Reducing the divorce rate for mergers

April 25, 2019
Reducing the divorce rate for mergers

by Dr Sanna Balsari-Palsule, PhD & People Science advisor, Workio

It’s a sad truth that one in three marriages end in divorce, but this looks like a blazing success rate when you realise that two out of three mergers and acquisitions fail.

Mergers and acquisitions are the most delicate organisational operations in today’s climate. Research has suggested that the rate of M&A failure can range from 55 to 70 per cent (Erez-Rein et al, 2004). If a success, the dual benefits of growth, expansion and profitability are significant, but when a failure, there are serious ramifications from plummeting stock prices, lower brand value, reduced goodwill and loss of talent.

In the overwhelming majority of cases, the reason for the failure of M&A is culture clash.

Embedded in every company is a distinct organisational culture. Organisational culture encompasses both the organisational climate and workplace environment, but is also key in defining employees’ identity, and how they experience and make sense of organisations. You don’t have to dig deep into organisational literature to find that researchers have documented the impact of organisational culture for decades, whether on employee job satisfaction, turnover, organisational commitment, customer satisfaction or performance.

However, cultures, similar to the unique patterns and traits that make up our personality, are not always harmonious. Think of it this way - in the same way that romantic partners can clash in their values and preferences, the same is true for culture.

Take the high-profile example of Sprint and Nextel Communications. In 2004, Sprint acquired a majority stake in Nextel Communications in a \$35 billion stock purchase, with the two combining to become the third-largest telecommunications provider in the US. However, soon after the merger, Nextel executives and mid-level managers left in droves.


A stark difference in culture. Nextel was relaxed, idealistic and entrepreneurial. Sprint on the other hand, was structured, precise, built on hierarchy, and highly regulated.
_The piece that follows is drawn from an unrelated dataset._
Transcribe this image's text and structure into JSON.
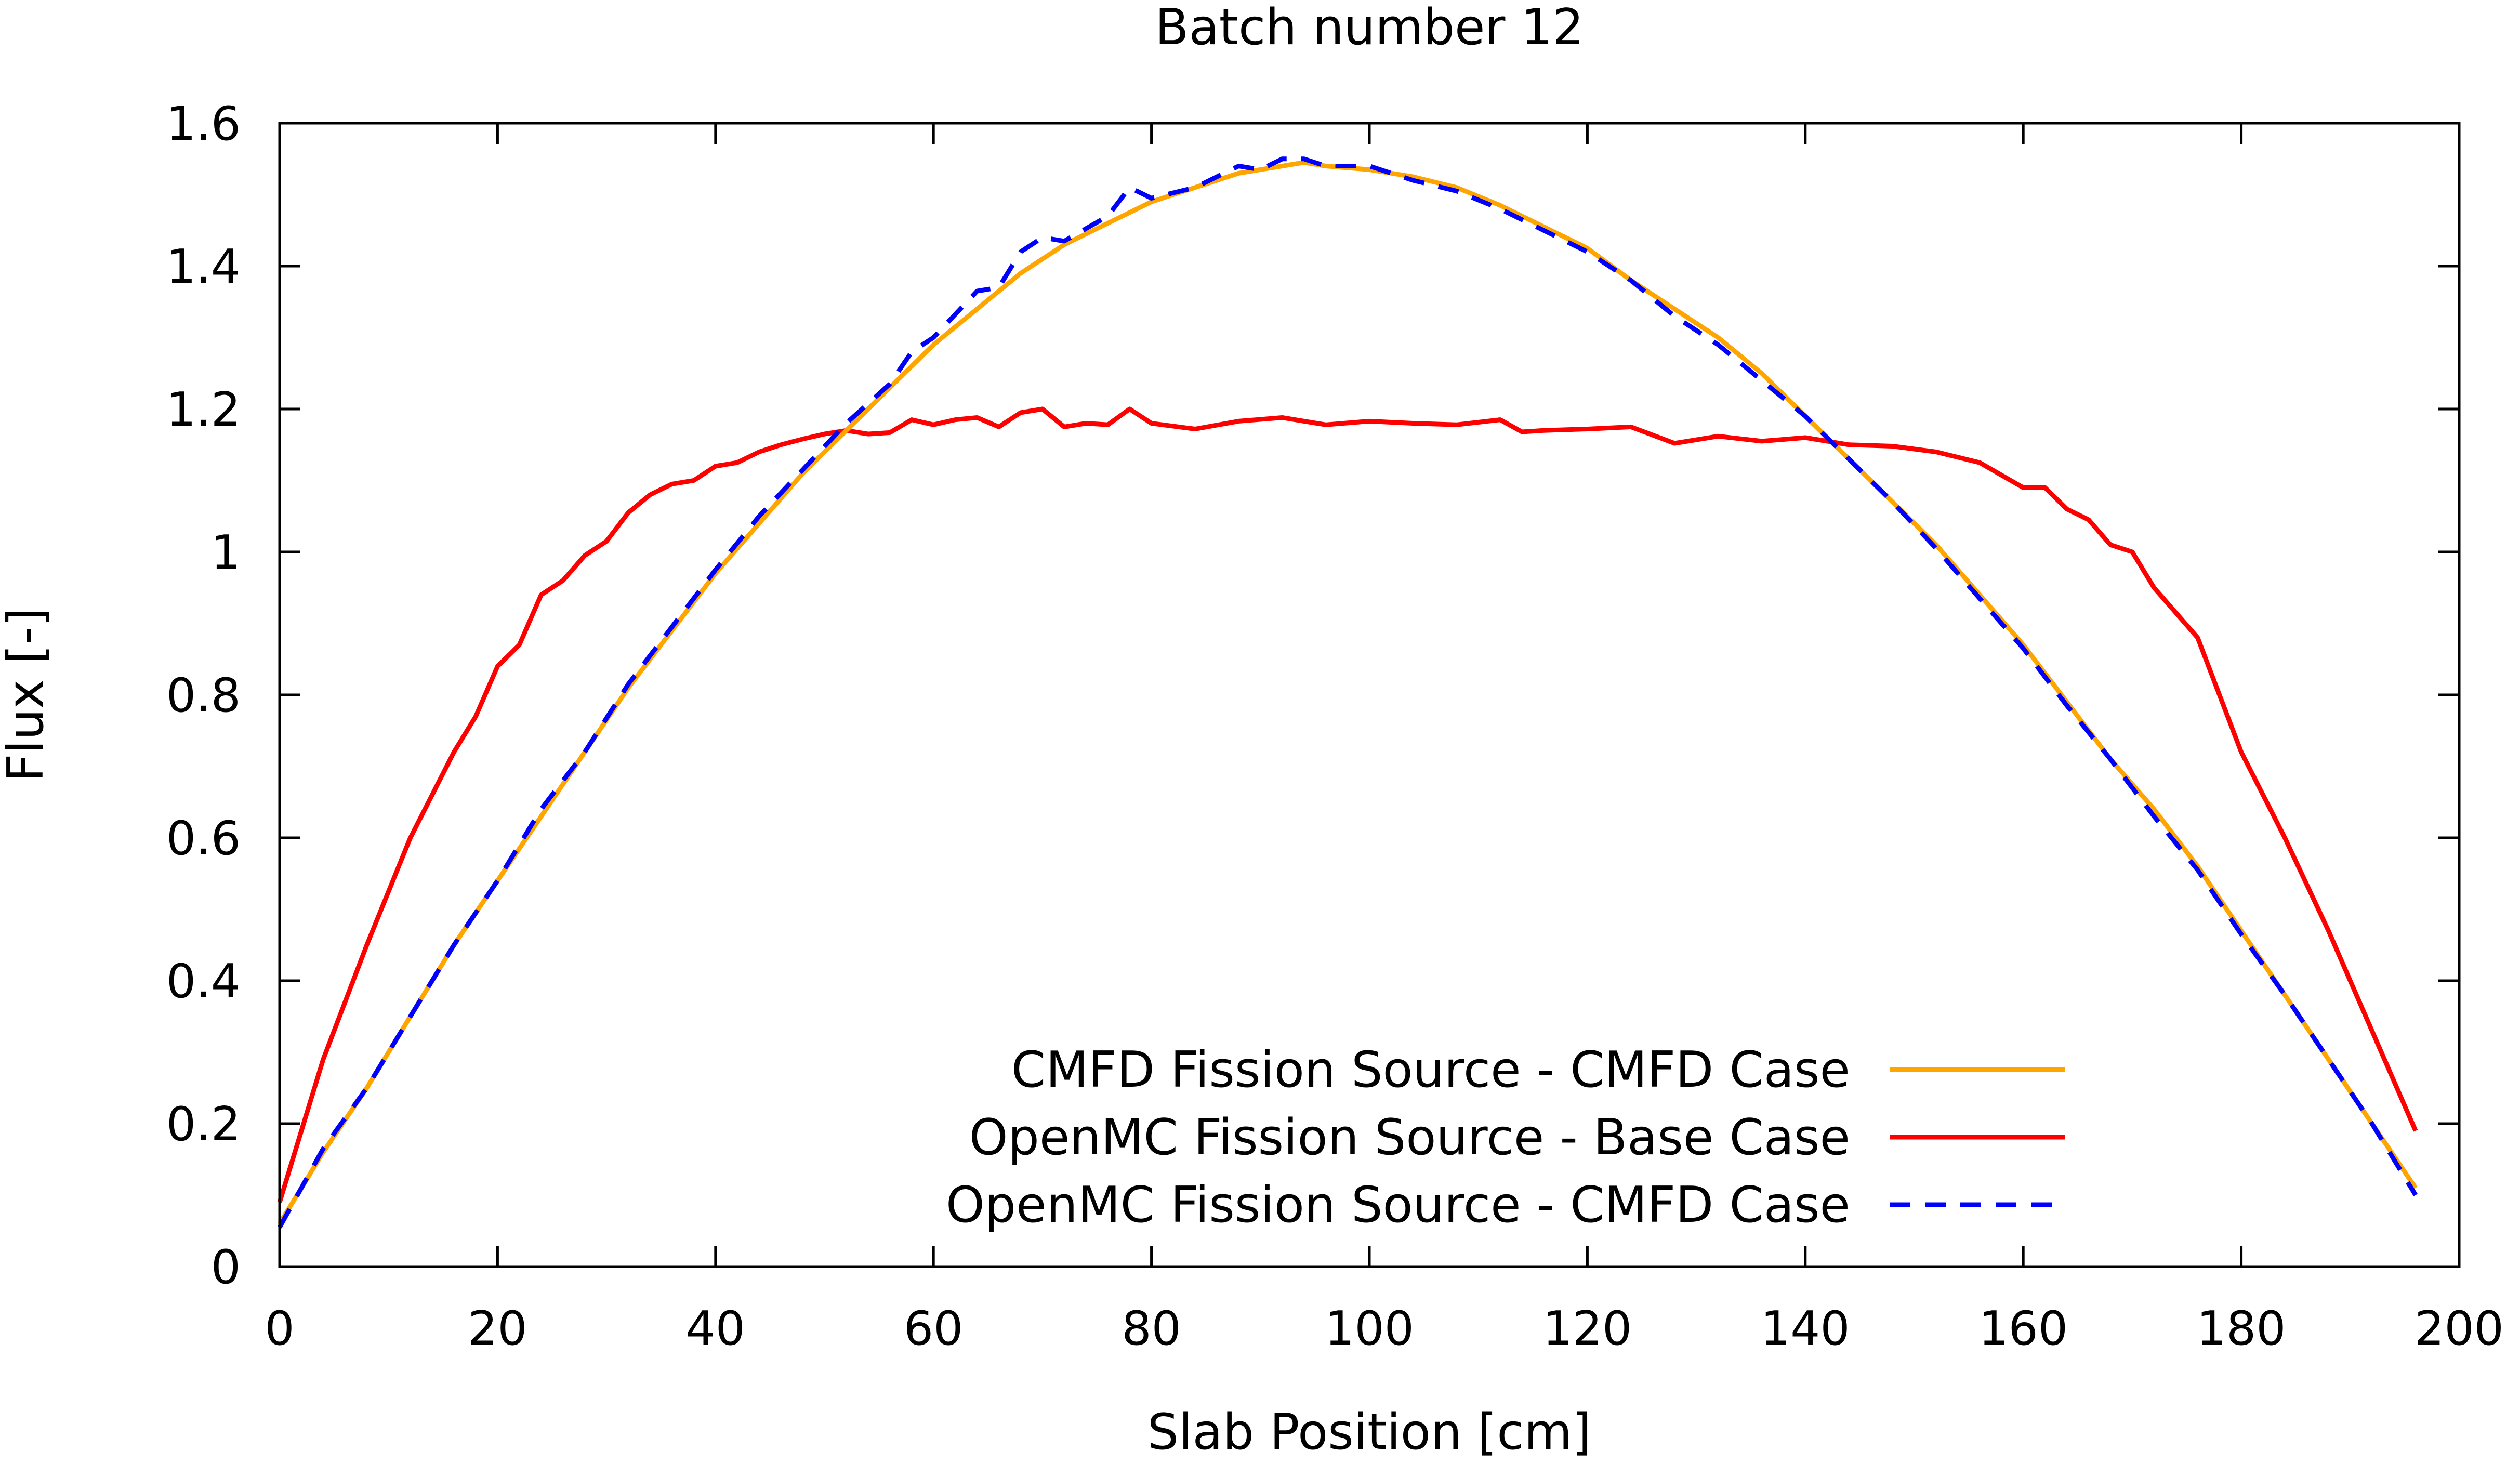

One way to better understand this is how researchers have characterised it is as “tight” and “loose” cultures - while Nextel was a loose culture that heralded a flatter organisation and entrepreneurial spirit, Sprint was tightly wound.
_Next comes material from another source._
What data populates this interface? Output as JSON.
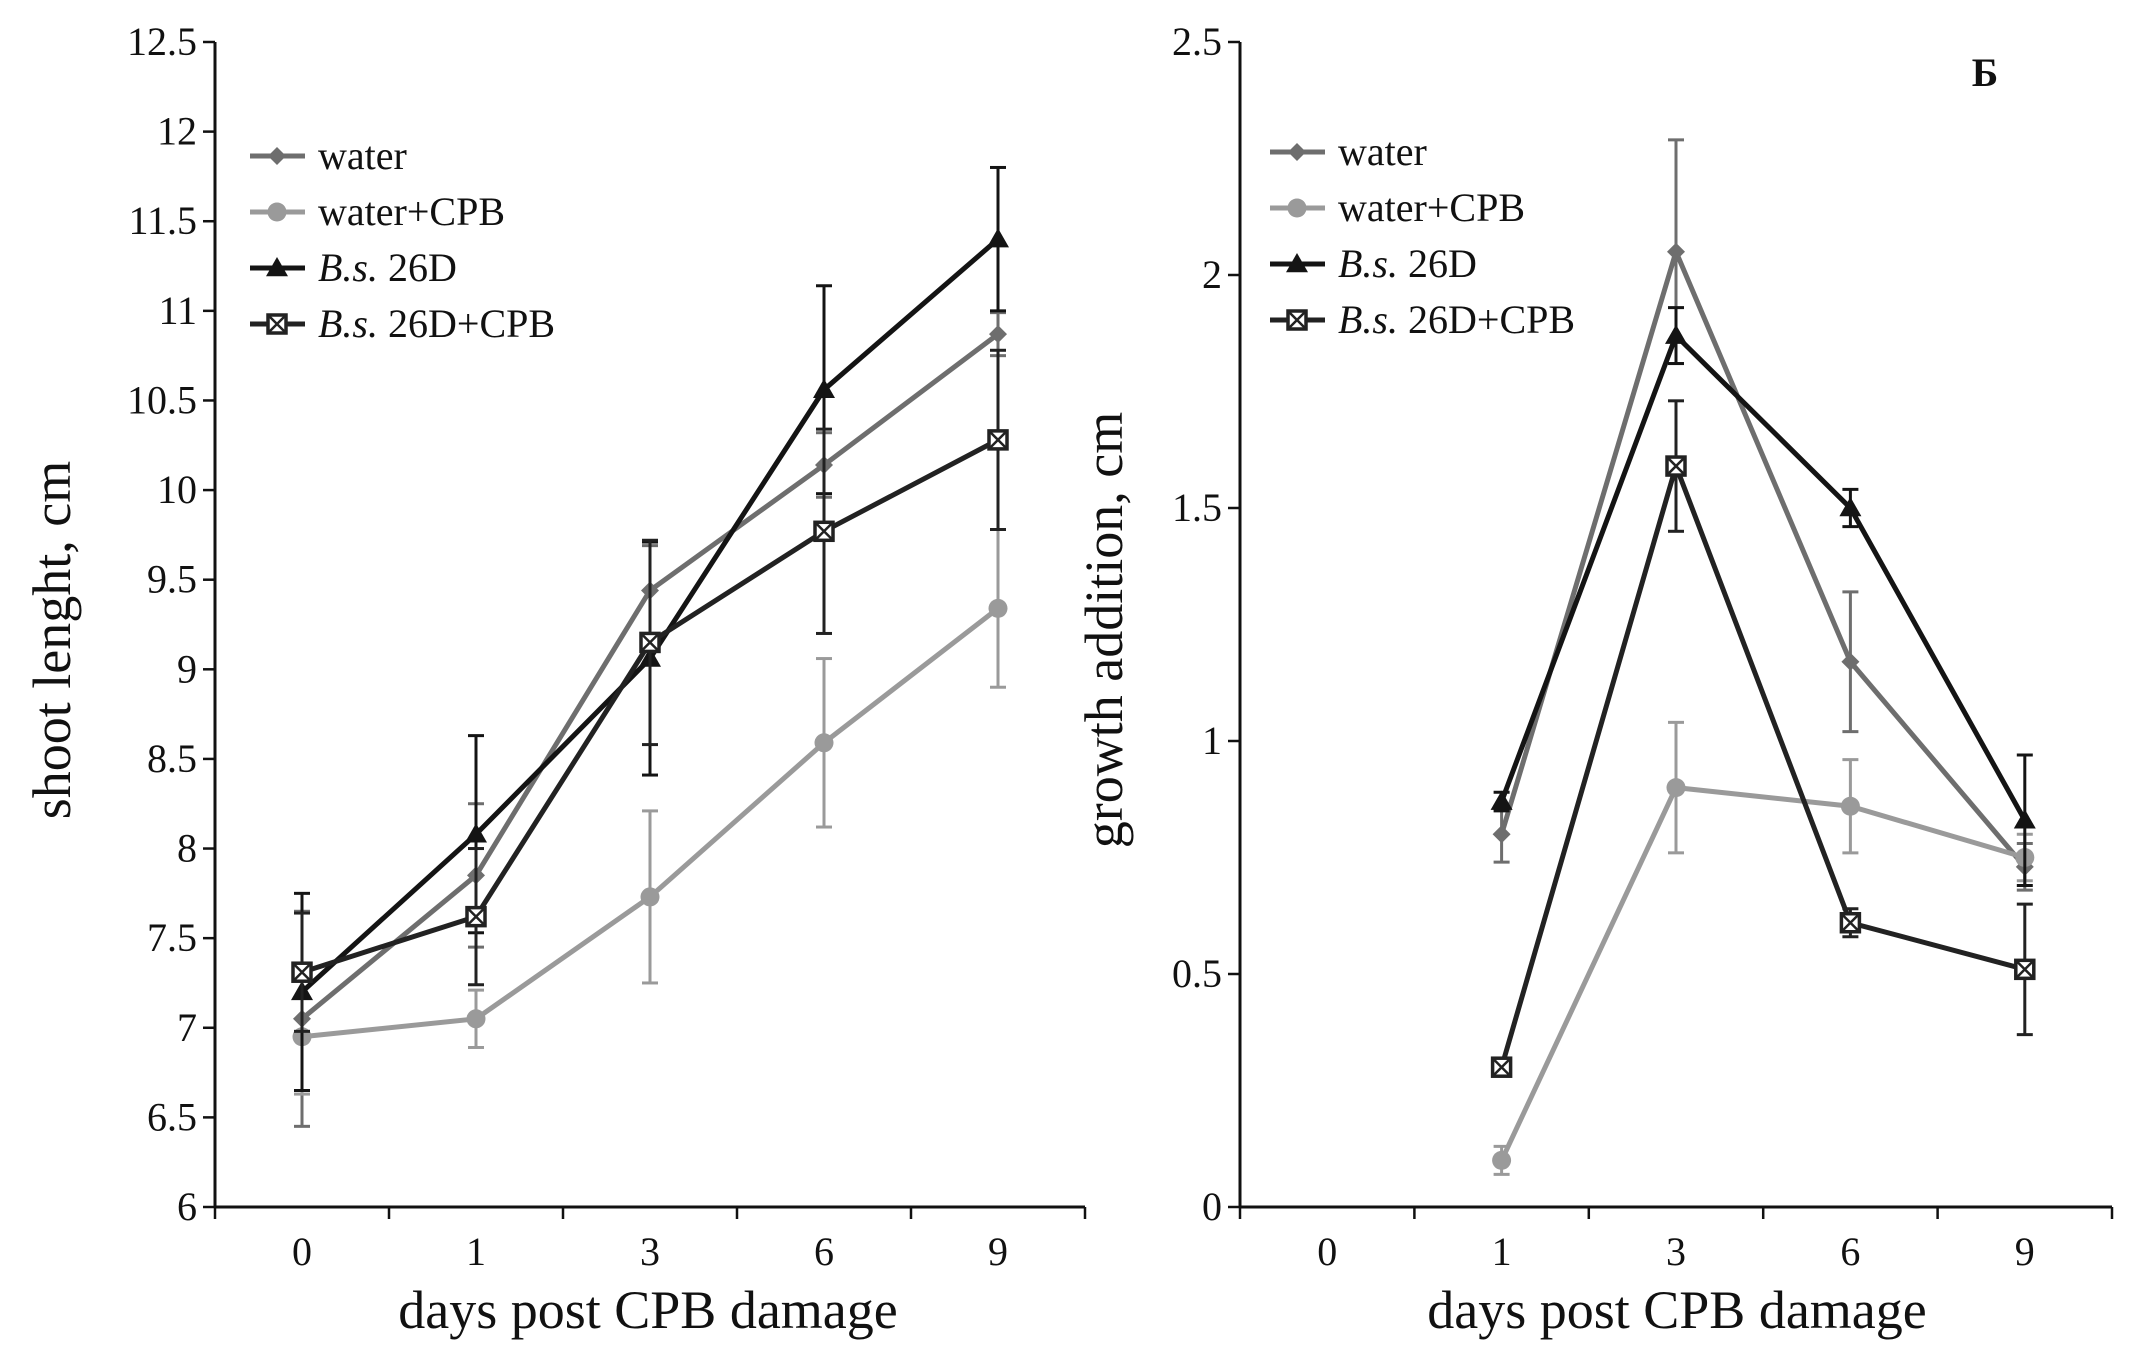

Given the sheer number of high-profile failures around M&A like Sprint and Nextel, there is an abundance of good practice guides around mergers and acquisitions in the digital realm. However, most of these are ad-hoc and situationally dependent, when what we often need is principles rooted in data that guarantee success.

Here are three that we consider to be paramount:

1.Diagnose and define the culture of both companies in a merger or acquisition

Company culture is not about beanbags and free coffee in the office, it is the values, the personality, structure, communication and the way that work is done. Before addressing a merger, first define what your company culture consists of and how it is embodied by your employees.

2. Do your research

It sounds simple but is remarkably overlooked. Proper planning is absolutely key - one of the biggest problems companies fail to recognise is cultural compatibility at the start of the post-merger integration process. What is important to remember is that successful integration requires research and a deeper understanding of the organisation, but most importantly, should focus on people within the organisation, from their values, to ways of communicating. to operating styles.

3. Leverage data

In the information age, leverage data and rigorous analytics to both create a baseline understanding of culture and understand the nuances of each company’s employees’ experience in effective, efficient ways.

This is where Workio comes in.

Workio combines a deeper understanding of human behaviour with data analytics, to ensure that mergers and acquisitions don’t end in divorce and recriminations. This process involves the measurement and evaluation of what employees value in their own cultures, rather than making assumptions of what works.

By using a standardised quantitative process, Workio provides precise outputs, so that companies can clearly define focus areas (for example, certain aspects of different cultures which are likely to be a source of culture clash between merging companies). This can aid companies in generating solutions to address these challenges specifically.

Although the use of analytics is key, Workio is very much people-focused. We believe that transparency and visibility are key in ensuring that employees feel a sense of agency and belonging, rather than feel at the mercy of senior management decision-making. Seeing company culture as a system created by the individuals within it enables companies with whom we work to drive performance by ensuring a strong and well-functioning culture.